LA NECESIDAD DE REAFIRMAR LA PRINCIPAL MAGISTRATURA DEL PAÍS
La suprema provisionalidad
Aprendí hace mucho que los problemas del Poder Judicial deben abordarse usando indicadores que describan el servicio que reciben las personas. Una lista corta incluye entre ellos la ubicación de los juzgados (que debería definirse desde los distritos, que es donde viven los usuarios del sistema), la visibilidad de los jueces (que deberían ser tan conocidos como los alcaldes distritales), la prontitud con que se castigan crímenes cotidianos (aquí vamos algo mejor); la conservación de niveles razonables de habitabilidad en las cárceles (aquí estamos desbordados) y la atención efectiva a las víctimas de toda forma de abuso (aquí la falla del sistema es clamorosa).
Estos son los asuntos que deben mantenerse en el primer lugar en la lista de prioridades de la política judicial. Pero no puedo dejar de notar que actualmente los temas que involucran el equilibrio entre poderes públicos, por más abstractos que parezcan, se convierten también en inaplazables. Con las distancias que separan al presidente electo de la mayoría en el Parlamento, estamos entrando al primer ciclo de divergencia entre el Ejecutivo y el Legislativo registrado en nuestra historia reciente. La tensión que anuncia esta situación tendrá que estabilizarse en algún momento, pero mientras se recomponen las cosas, las principales magistraturas de la República, el Tribunal Constitucional y la Corte Suprema (a falta de un Senado de urgente reinstalación), se convertirán, probablemente, en factores indispensables para equilibrar el sistema.
Entonces, es urgente remover todos los obstáculos que puedan deteriorar el peso específico de ambas magistraturas. Como conjunto, el Tribunal Constitucional está en un muy buen momento. Su nueva conformación se ha presentado en el medio con una línea de jurisprudencia moderada, sólida y clara. La Corte Suprema, por su parte, ha alcanzado un nivel que la convierte, desde mi punto de vista, en la más sólida desde la transición de 1978. Pero su consolidación plena, imprescindible en el presente, requiere eliminar en ella un problema que a estas alturas resulta intolerable: la provisionalidad de parte de sus jueces.
Un juez debe estar en posición de resistir toda forma de interferencia. Un juez debe sostenerse a sí mismo como referente moral de la comunidad en la que actúa. Debe mantener el respeto de todos, incluso cuando adopta decisiones impopulares. Para lograr este nivel de resistencia, todo juez debe ser inamovible. La provisionalidad, que lo sujeta y hace depender de decisiones de terceros, constituye la negación de la independencia. La inamovilidad de los jueces, como la inmunidad de congresistas y diplomáticos, es la primera condición institucional para el adecuado desempeño de la judicatura.

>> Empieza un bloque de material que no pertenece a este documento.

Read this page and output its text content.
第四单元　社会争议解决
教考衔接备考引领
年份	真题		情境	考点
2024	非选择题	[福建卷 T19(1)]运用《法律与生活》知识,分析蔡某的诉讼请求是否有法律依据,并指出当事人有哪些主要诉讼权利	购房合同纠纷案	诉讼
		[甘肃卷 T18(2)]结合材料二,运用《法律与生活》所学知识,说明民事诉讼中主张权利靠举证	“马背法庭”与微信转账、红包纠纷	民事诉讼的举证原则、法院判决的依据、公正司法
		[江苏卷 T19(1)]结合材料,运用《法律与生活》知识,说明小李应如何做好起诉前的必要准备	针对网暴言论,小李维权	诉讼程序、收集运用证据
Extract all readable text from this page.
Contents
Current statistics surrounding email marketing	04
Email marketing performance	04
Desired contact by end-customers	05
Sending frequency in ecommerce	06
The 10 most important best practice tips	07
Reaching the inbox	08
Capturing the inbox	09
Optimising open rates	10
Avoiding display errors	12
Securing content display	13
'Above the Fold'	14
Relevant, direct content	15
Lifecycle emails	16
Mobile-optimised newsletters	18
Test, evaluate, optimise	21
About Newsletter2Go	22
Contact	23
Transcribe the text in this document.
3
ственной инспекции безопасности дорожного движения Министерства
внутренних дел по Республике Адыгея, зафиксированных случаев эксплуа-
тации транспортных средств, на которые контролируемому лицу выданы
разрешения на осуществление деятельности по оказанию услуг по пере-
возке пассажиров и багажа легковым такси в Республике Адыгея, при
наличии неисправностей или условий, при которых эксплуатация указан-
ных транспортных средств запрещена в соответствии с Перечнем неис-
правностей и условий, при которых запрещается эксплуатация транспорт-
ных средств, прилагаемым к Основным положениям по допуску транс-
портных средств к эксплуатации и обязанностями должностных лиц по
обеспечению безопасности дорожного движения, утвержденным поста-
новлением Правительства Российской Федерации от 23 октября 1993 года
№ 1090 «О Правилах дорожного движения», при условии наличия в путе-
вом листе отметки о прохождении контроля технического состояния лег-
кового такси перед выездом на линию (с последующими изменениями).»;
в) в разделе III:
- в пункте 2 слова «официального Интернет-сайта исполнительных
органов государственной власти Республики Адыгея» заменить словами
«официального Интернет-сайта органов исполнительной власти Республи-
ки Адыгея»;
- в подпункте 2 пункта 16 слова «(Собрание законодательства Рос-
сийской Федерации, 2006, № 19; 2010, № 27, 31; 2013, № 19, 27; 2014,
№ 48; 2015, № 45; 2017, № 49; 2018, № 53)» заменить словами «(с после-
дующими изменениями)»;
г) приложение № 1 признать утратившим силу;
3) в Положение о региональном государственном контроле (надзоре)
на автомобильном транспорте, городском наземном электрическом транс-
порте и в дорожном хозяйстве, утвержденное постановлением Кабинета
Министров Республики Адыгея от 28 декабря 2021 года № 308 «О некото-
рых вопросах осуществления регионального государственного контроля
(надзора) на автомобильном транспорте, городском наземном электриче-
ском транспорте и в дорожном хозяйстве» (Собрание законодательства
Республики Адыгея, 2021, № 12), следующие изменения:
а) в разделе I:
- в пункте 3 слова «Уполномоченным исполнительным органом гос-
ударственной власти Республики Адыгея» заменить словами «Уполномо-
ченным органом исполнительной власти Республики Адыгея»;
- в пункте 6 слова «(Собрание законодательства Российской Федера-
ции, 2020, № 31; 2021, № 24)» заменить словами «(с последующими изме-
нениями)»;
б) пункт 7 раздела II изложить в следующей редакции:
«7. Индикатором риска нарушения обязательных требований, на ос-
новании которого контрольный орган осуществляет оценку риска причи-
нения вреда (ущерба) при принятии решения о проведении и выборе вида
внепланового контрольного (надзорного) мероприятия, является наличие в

A principios de este siglo creímos –y fue un error– que la Corte Suprema podía operar con 18 jueces. En los hechos, durante más de 15 años, hemos necesitado al menos 33. Varios de los 15 jueces que han completado la corte “provisionalmente” se han convertido ya en imprescindibles. Algunos tienen cerca o más de diez años en la misma posición, pero todavía tienen que confirmar todos los años si al siguiente seguirán teniendo asiento en sus salas. Esto es absurdo.
Toca hacer lo más sensato: ampliar el número de jueces de la corte y nombrar como miembros plenos a quienes prácticamente lo son de hecho.
No estamos en tiempos en los que quepa darnos el lujo de seguir horadando la solidez de una de las principales magistraturas del país.